По знаку короля Тибо опустился на одно колено перед Сибиллой, подняв обеими руками ларец. Открыв его, девушка увидела прелестную корону — между прочим, творение Тороса: широкий филигранный золотой обруч с изумрудами и жемчугом, сделанный в виде венка из цветов и листьев.
— О, как красиво! — в восторге закричала она. — Ваше Величество, братец, вы всегда так щедры!
— Вы — моя сестра, и выходите замуж Разве может быть более подходящий случай проявить щедрость?
В порыве радости она потянулась было его поцеловать, но он мягко отстранил ее затянутой в перчатку рукой:
— Нет... Ваше удовольствие — лучшая награда для меня. Не буду вам больше мешать!
Он повернулся к двери, и тут Тибо, наклонившись к сто уху, шепнул:
— Девушка с букетом роз! Она там, у крайнего окна!
Король вздрогнул, но не произнес ни слова. Он молча шел дальше, но взгляд его теперь был прикован к Ариане. Заметив это, она покраснела, а колени ее, когда он приблизился, снова сами собой подогнулись. Когда Бодуэн подошел совсем близко, она, не выдержав его пламенного взгляда, опустила голову.
— Как вы здесь оказались? — ласково спросил король.
— Ваша августейшая и благороднейшая матушка забрала меня у отца, чтобы включить в свою свиту.

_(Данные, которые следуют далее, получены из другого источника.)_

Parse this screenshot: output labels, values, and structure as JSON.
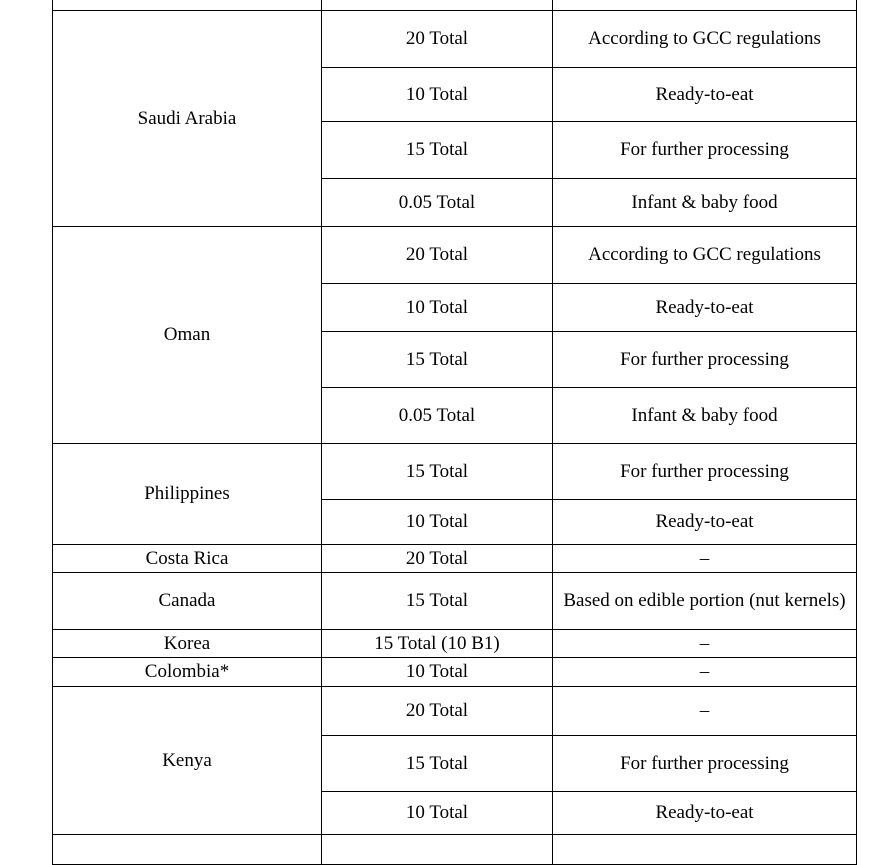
{
  "table": {
    "groups": [
      {
        "country": "Saudi Arabia",
        "rows": [
          {
            "limit": "20 Total",
            "note": "According to GCC regulations"
          },
          {
            "limit": "10 Total",
            "note": "Ready-to-eat"
          },
          {
            "limit": "15 Total",
            "note": "For further processing"
          },
          {
            "limit": "0.05 Total",
            "note": "Infant & baby food"
          }
        ]
      },
      {
        "country": "Oman",
        "rows": [
          {
            "limit": "20 Total",
            "note": "According to GCC regulations"
          },
          {
            "limit": "10 Total",
            "note": "Ready-to-eat"
          },
          {
            "limit": "15 Total",
            "note": "For further processing"
          },
          {
            "limit": "0.05 Total",
            "note": "Infant & baby food"
          }
        ]
      },
      {
        "country": "Philippines",
        "rows": [
          {
            "limit": "15 Total",
            "note": "For further processing"
          },
          {
            "limit": "10 Total",
            "note": "Ready-to-eat"
          }
        ]
      },
      {
        "country": "Costa Rica",
        "rows": [
          {
            "limit": "20 Total",
            "note": "–"
          }
        ]
      },
      {
        "country": "Canada",
        "rows": [
          {
            "limit": "15 Total",
            "note": "Based on edible portion (nut kernels)"
          }
        ]
      },
      {
        "country": "Korea",
        "rows": [
          {
            "limit": "15 Total (10 B1)",
            "note": "–"
          }
        ]
      },
      {
        "country": "Colombia*",
        "rows": [
          {
            "limit": "10 Total",
            "note": "–"
          }
        ]
      },
      {
        "country": "Kenya",
        "rows": [
          {
            "limit": "20 Total",
            "note": "–"
          },
          {
            "limit": "15 Total",
            "note": "For further processing"
          },
          {
            "limit": "10 Total",
            "note": "Ready-to-eat"
          }
        ]
      }
    ]
  }
}
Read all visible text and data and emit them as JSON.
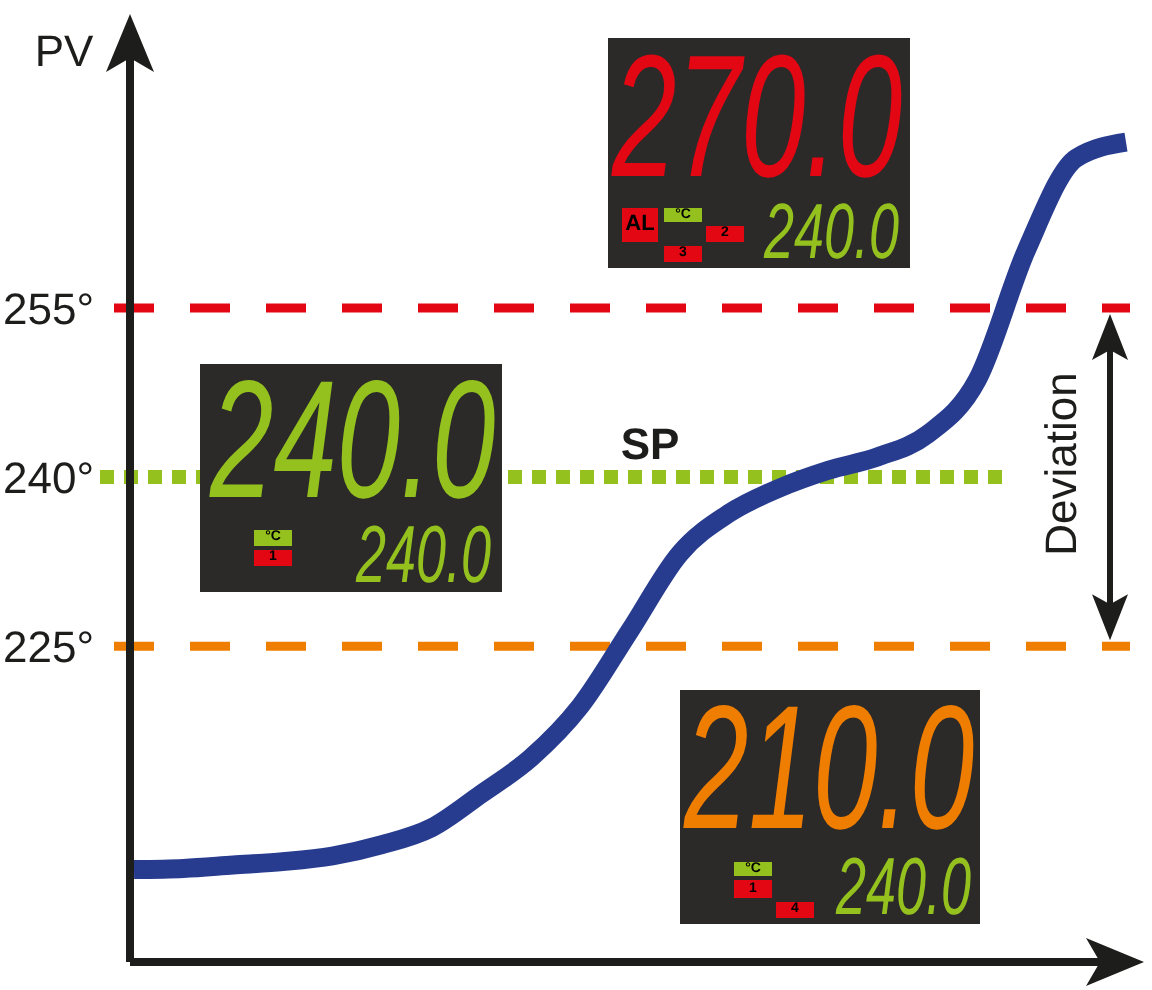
{
  "chart_data": {
    "type": "line",
    "ylabel": "PV",
    "categories": [
      null,
      null,
      null,
      null,
      null,
      null,
      null,
      null,
      null,
      null,
      null,
      null,
      null,
      null,
      null,
      null,
      null,
      null,
      null,
      null,
      null
    ],
    "series": [
      {
        "color": "#283c8f",
        "values": [
          205.2,
          205.3,
          205.6,
          205.9,
          206.4,
          207.4,
          208.9,
          211.9,
          215.1,
          219.7,
          226.4,
          233.2,
          236.8,
          239,
          240.6,
          241.8,
          243.8,
          248.6,
          260.2,
          268.3,
          269.7
        ]
      }
    ],
    "ylim": [
      197,
      280
    ],
    "yticks": [
      {
        "value": 225,
        "label": "225°"
      },
      {
        "value": 240,
        "label": "240°"
      },
      {
        "value": 255,
        "label": "255°"
      }
    ],
    "ref_lines": [
      {
        "axis": "y",
        "value": 255,
        "color": "#e30613",
        "line_style": "dashed"
      },
      {
        "axis": "y",
        "value": 240,
        "label": "SP",
        "color": "#95c11f",
        "line_style": "dotted"
      },
      {
        "axis": "y",
        "value": 225,
        "color": "#ef7d00",
        "line_style": "dashed"
      }
    ],
    "annotations": [
      "Deviation",
      "270.0",
      "240.0",
      "AL",
      "°C",
      "2",
      "3",
      "240.0",
      "240.0",
      "°C",
      "1",
      "210.0",
      "240.0",
      "°C",
      "1",
      "4"
    ],
    "line_style": "solid",
    "tick_labels": "y"
  }
}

— Вот как? Тогда почему же вы сидите в одиночестве в углу? Разве вам не следовало бы присоединиться к остальным?
На этот раз она осмелилась посмотреть королю в глаза.
— Здесь больше света, а я спешу закончить отделку рукавов, — объяснила она, указывая на холмик голубого шелка, выросший у ее ног.
— Света хватит ненадолго, уже смеркается! Я... я очень рад, что вы здесь...
Сказав это, он быстро зашагал прочь, возможно, опасаясь, как бы она не повторила свой безумный поступок, но опасения его были напрасны. Последние его слова наполнили юную армянку такой радостью, что она едва не лишилась чувств, и ей потребовалось некоторое время для того, чтобы подняться на ноги, а потом снова сесть на свой табурет. Ей казалось, что в голосе Бодуэна, странно низком и глубоком для такого молодого человека, слышится ангельское пение... И этот голос волновал ее так, как не мог взволновать больше ни один голос на всем свете.
Она бы почувствовала себя еще более счастливой, если бы узнала, что и Бодуэн взволнован ничуть не меньше. Тибо понял это, когда они вернулись в королевские покои, и Бодуэн вслух подумал:
— Она здесь, во дворце! Как это удивительно! Я думал, что никогда больше ее не увижу, и вот она сидит среди придворных дам моей матушки! Просто поверить невозможно, да?